Ecriture feminine refers to a uniquely feminine style of writing characterised by disruptions in the
text, such as gaps, silences, puns, new images and so on. It is eccentric, incomprehensible and
inconsistent, and the difficulty to understand it is attributed to centuries of suppression of the
female voice, which now speaks in a borrowed language. Believed to originate from the mother
in the stage of the mother-child relation before the child acquires the male-centred verbal
language, this pre-linguistic and unconscious potentiality manifests itself in those literary texts
which, abolishing all repressions, undermine and subvert all significations, the logic and the
closure of the phallocentric language, and opens into a joyous freeplay of meanings.

The approach through language to feminist action has been criticised by some as
over-theoretical: they would see the fact that the very first meeting of a handful of would-be
feminist activists in 1970 only managed to launch an acrimonious theoretical debate as marking
the situation as typically 'French' in its apparent insistence on the primacy of theory over politics.
Further criticisms of écriture féminine include what some claim is an essentialist view of the
body and the consequential reliance on a feminism of 'difference' which, according to Diana
Holmes, for instance, tends to "demonize masculinity as the repository of all that (at least from a
post-'68, broadly Left perspective) is negative. It also, says Holmes in French Women's
Writings, 1848-1994 (1996), would exclude much of women's writing from the feminist canon.

2. Gynocriticism :

Gynocriticism or gynocritics is the term coined in the seventies by Elaine Showalter to describe
a new literary project intended to construct "a female framework for the analysis of women's
literature". By expanding the historical study of women writers as a distinct literary tradition,
gynocritics sought to develop new models based on the study of female experience to replace
male models of literary creation, and so "map the territory" left unexplored in earlier literary
criticisms.

While previous figures like Virginia Woolf and Simone de Beauvoir had already begun to review
and evaluate the female image in literature, and second-wave feminism had explored
phallocentrism and sexism through a female reading of male authors, gynocriticism was
designed as a "second phase" in feminist criticism – turning to a focus on, and interrogation of
female authorship, images, the feminine experience and ideology, and the history and
development of the female literary tradition.

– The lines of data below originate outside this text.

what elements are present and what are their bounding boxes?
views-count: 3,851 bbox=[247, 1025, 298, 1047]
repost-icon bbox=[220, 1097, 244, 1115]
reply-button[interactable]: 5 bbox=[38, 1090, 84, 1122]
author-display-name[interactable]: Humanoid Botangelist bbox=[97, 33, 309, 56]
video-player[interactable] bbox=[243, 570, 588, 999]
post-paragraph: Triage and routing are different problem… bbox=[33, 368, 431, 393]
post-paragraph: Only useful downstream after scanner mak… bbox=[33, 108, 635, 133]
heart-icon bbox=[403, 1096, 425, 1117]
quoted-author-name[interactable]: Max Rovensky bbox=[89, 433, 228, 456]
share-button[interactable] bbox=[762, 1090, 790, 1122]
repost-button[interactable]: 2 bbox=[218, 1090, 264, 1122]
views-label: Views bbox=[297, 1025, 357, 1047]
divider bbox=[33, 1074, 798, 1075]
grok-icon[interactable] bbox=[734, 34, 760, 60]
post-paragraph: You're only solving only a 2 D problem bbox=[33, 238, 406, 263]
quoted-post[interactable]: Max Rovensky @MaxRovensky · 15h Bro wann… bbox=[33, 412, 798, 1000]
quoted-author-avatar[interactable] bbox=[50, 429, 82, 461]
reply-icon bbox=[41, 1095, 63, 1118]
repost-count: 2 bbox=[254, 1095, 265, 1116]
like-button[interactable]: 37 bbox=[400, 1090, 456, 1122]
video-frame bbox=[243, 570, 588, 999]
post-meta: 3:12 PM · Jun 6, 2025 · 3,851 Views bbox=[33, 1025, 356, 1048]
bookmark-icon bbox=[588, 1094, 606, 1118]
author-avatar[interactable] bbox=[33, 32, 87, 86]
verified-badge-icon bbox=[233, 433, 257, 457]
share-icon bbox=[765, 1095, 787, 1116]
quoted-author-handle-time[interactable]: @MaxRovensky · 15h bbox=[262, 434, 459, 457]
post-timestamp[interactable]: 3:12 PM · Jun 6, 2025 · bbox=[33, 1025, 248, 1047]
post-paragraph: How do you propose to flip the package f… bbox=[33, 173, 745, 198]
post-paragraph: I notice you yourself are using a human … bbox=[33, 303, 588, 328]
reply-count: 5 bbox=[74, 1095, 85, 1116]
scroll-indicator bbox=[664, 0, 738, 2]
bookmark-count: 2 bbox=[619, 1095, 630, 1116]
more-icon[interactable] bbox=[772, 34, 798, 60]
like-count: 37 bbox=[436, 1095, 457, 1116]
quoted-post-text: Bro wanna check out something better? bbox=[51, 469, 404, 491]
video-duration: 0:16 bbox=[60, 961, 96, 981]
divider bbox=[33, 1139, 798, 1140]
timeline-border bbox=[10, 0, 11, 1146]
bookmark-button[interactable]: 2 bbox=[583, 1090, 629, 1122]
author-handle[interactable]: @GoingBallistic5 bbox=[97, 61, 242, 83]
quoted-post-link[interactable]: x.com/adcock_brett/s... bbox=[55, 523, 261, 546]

Gynocriticism helped reclaim from obscurity a vast body of early female writings, often published
in Virago, as well as producing such feminist classics as The Madwoman in the Attic. However
its very successes left it open to new challenges from within feminism. Poststructuralists
complained that it fetishized the role of the author, at the expense of the reader and the text,
and that its grand narrative, setting up a female canon in opposition to the male, was
essentialist, and omitted differences and divisions among women, leaving out lesbians and
women of color, for example.

Race, class, social interest, political inclination, religion and sexuality[3][5] all arguably come
into play in the construction of identity. Separating out such properties would create a
one-dimensional view of the female, yet if gender and identity are merely constructs then it
becomes difficult to assign any inherent qualities of nature or language to found a critique.

Despite such limitations, gynocriticism offers a valuable interrogation of 'female' literature,


through the study of sameness and difference in gender.[5] While the term is rarely used in
third-wave feminism, the practices and canon establishment of gynocriticism continues to
underpin feminist literary criticism.